His pathetic hope is the most depressing thing I've seen today. And that includes the cardboard boxes.

I look at Chad's pleading face, at Nicole's panic, and shrug.

"Update your resume, I guess."

The hope on his face wilts. "What? But… you're our ace! Our genius!"

I turn, looking for my cubicle.

"Where's my fern?"

The question is so out of place amidst the panic that Nicole blinks, confused. "Your fern? It's in my cubicle. I watered it while you were sick."

"We're talking about the end of our careers and you're worried about a plant?!" Chad says.

I ignore him. Good to know it's alive. I peek into Nicole's cubicle and see the tips of its little leaves.

"Who are the new owners?" I ask. I don't care, but data is data.

"No one knows," Nicole whispers, as if a ghost were our mysterious buyer. "We only know the name of the holding company that made the purchase. It was in the internal memo HR sent before the email system crashed. That foreign holding… I think V-Corp or something."

Wait.

V-Corp.

V.

Volkov ?

The apathy shatters, and the fog of boredom dissipates instantly. It can't be. The audacity. The scale of it.

My posture changes. My shoulders straighten. Chad and Nicole continue to babble, but the sound of their voices becomes background noise.
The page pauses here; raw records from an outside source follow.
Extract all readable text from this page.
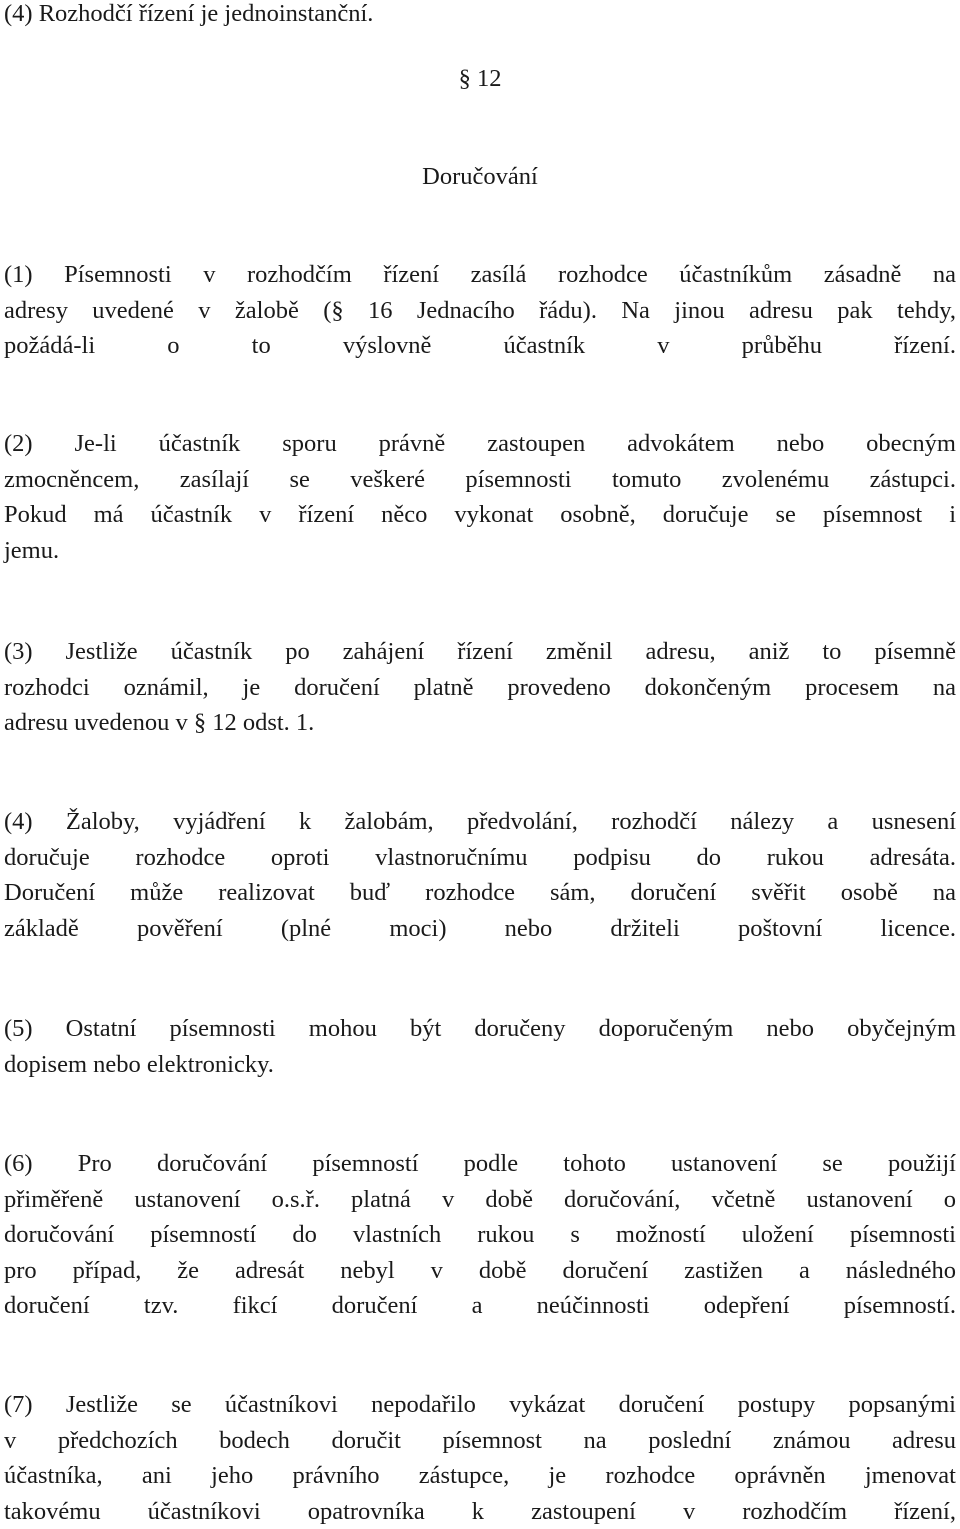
(4) Rozhodčí řízení je jednoinstanční.

§ 12

Doručování

(1) Písemnosti v rozhodčím řízení zasílá rozhodce účastníkům zásadně na

adresy uvedené v žalobě (§ 16 Jednacího řádu). Na jinou adresu pak tehdy,

požádá-li o to výslovně účastník v průběhu řízení.

(2) Je-li účastník sporu právně zastoupen advokátem nebo obecným

zmocněncem, zasílají se veškeré písemnosti tomuto zvolenému zástupci.

Pokud má účastník v řízení něco vykonat osobně, doručuje se písemnost i

jemu.

(3) Jestliže účastník po zahájení řízení změnil adresu, aniž to písemně

rozhodci oznámil, je doručení platně provedeno dokončeným procesem na

adresu uvedenou v § 12 odst. 1.

(4) Žaloby, vyjádření k žalobám, předvolání, rozhodčí nálezy a usnesení

doručuje rozhodce oproti vlastnoručnímu podpisu do rukou adresáta.

Doručení může realizovat buď rozhodce sám, doručení svěřit osobě na

základě pověření (plné moci) nebo držiteli poštovní licence.

(5) Ostatní písemnosti mohou být doručeny doporučeným nebo obyčejným

dopisem nebo elektronicky.

(6) Pro doručování písemností podle tohoto ustanovení se použijí

přiměřeně ustanovení o.s.ř. platná v době doručování, včetně ustanovení o

doručování písemností do vlastních rukou s možností uložení písemnosti

pro případ, že adresát nebyl v době doručení zastižen a následného

doručení tzv. fikcí doručení a neúčinnosti odepření písemností.

(7) Jestliže se účastníkovi nepodařilo vykázat doručení postupy popsanými

v předchozích bodech doručit písemnost na poslední známou adresu

účastníka, ani jeho právního zástupce, je rozhodce oprávněn jmenovat

takovému účastníkovi opatrovníka k zastoupení v rozhodčím řízení,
I brush past Chad with a shove.

"Hey! Where are you going? What about our plan?" he shouts behind me.

I need to check this.

I walk to my cubicle. My chair. My computer. I don't sit down, just drag the keyboard closer and start typing. The operating system is slow, archaic, but it's a terrain I know.
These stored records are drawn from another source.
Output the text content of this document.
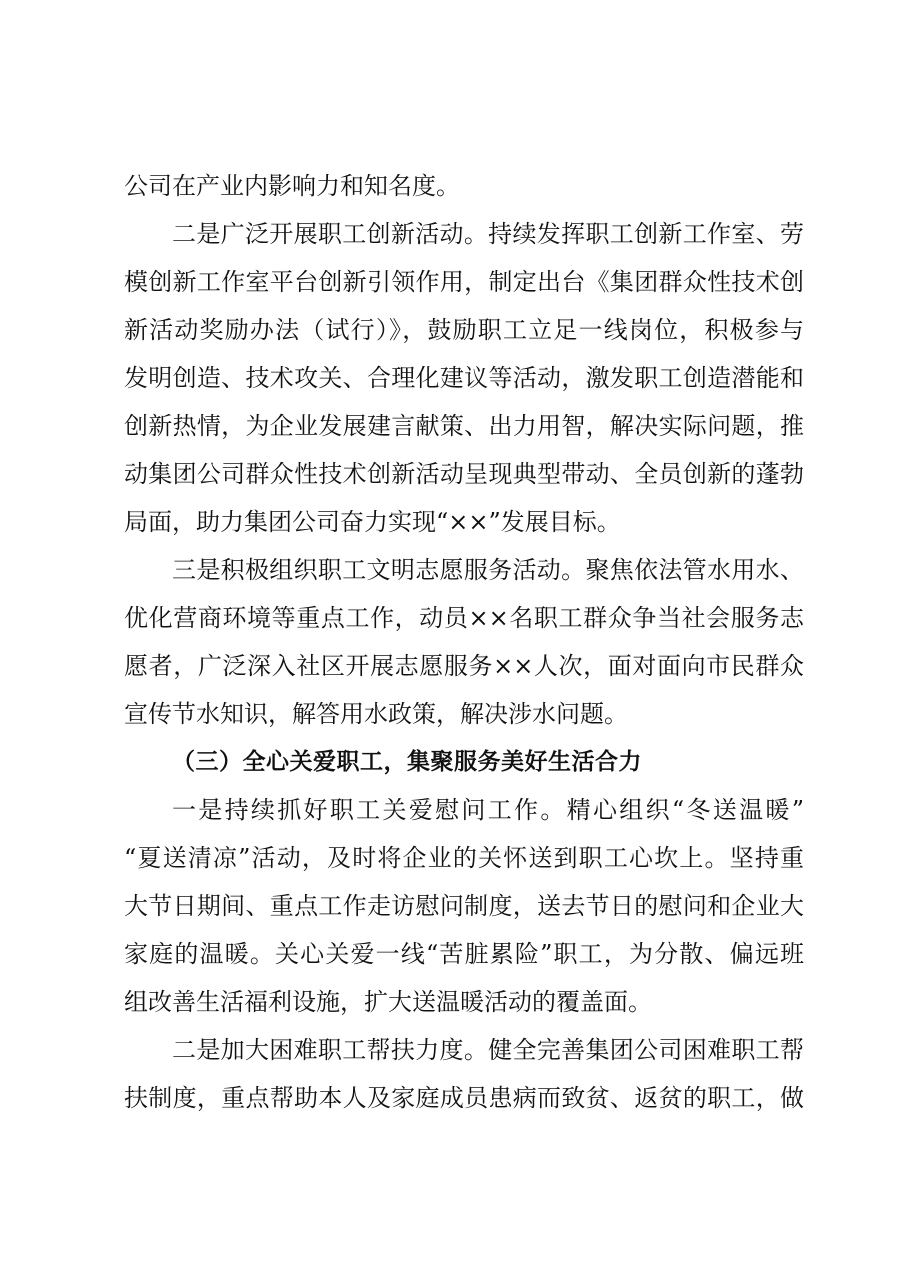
公司在产业内影响力和知名度。
二是广泛开展职工创新活动。持续发挥职工创新工作室、劳
模创新工作室平台创新引领作用，制定出台《集团群众性技术创
新活动奖励办法（试行）》，鼓励职工立足一线岗位，积极参与
发明创造、技术攻关、合理化建议等活动，激发职工创造潜能和
创新热情，为企业发展建言献策、出力用智，解决实际问题，推
动集团公司群众性技术创新活动呈现典型带动、全员创新的蓬勃
局面，助力集团公司奋力实现“××”发展目标。
三是积极组织职工文明志愿服务活动。聚焦依法管水用水、
优化营商环境等重点工作，动员××名职工群众争当社会服务志
愿者，广泛深入社区开展志愿服务××人次，面对面向市民群众
宣传节水知识，解答用水政策，解决涉水问题。
（三）全心关爱职工，集聚服务美好生活合力
一是持续抓好职工关爱慰问工作。精心组织“冬送温暖”
“夏送清凉”活动，及时将企业的关怀送到职工心坎上。坚持重
大节日期间、重点工作走访慰问制度，送去节日的慰问和企业大
家庭的温暖。关心关爱一线“苦脏累险”职工，为分散、偏远班
组改善生活福利设施，扩大送温暖活动的覆盖面。
二是加大困难职工帮扶力度。健全完善集团公司困难职工帮
扶制度，重点帮助本人及家庭成员患病而致贫、返贫的职工，做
First, the basics. The terminal. I check the list of background processes, looking for any unknown or suspicious services consuming resources.

Nothing.

Network connections. A command to list all open ports and the IP addresses the computer is sending and receiving data from. I analyze the list. Standard corporate traffic, internal servers, the network printer…

And a persistent, encrypted connection to an IP address that doesn't belong to our infrastructure.

It's subtle, buried under layers of legitimate traffic, disguised as a system synchronization process. A professional job. Sal's work, no doubt, under very specific orders.

The confirmation.

They didn't just buy the damn company; they're monitoring what I do on the company computer.

I analyze the kernel drivers. A keylogger. A screen recorder. A complete surveillance package, so deeply embedded in the system that it would be invisible to anyone who didn't know exactly what to look for, recording every keystroke, every mouse movement, every open window.

I abandon the keyboard. The plastic slides from my fingertips, and the hum of the office, the panic of my colleagues, everything disappears.

They bought the building. They bought my boss. They bought my routine—my cage . And they put a camera in every corner to watch me rattle the bars.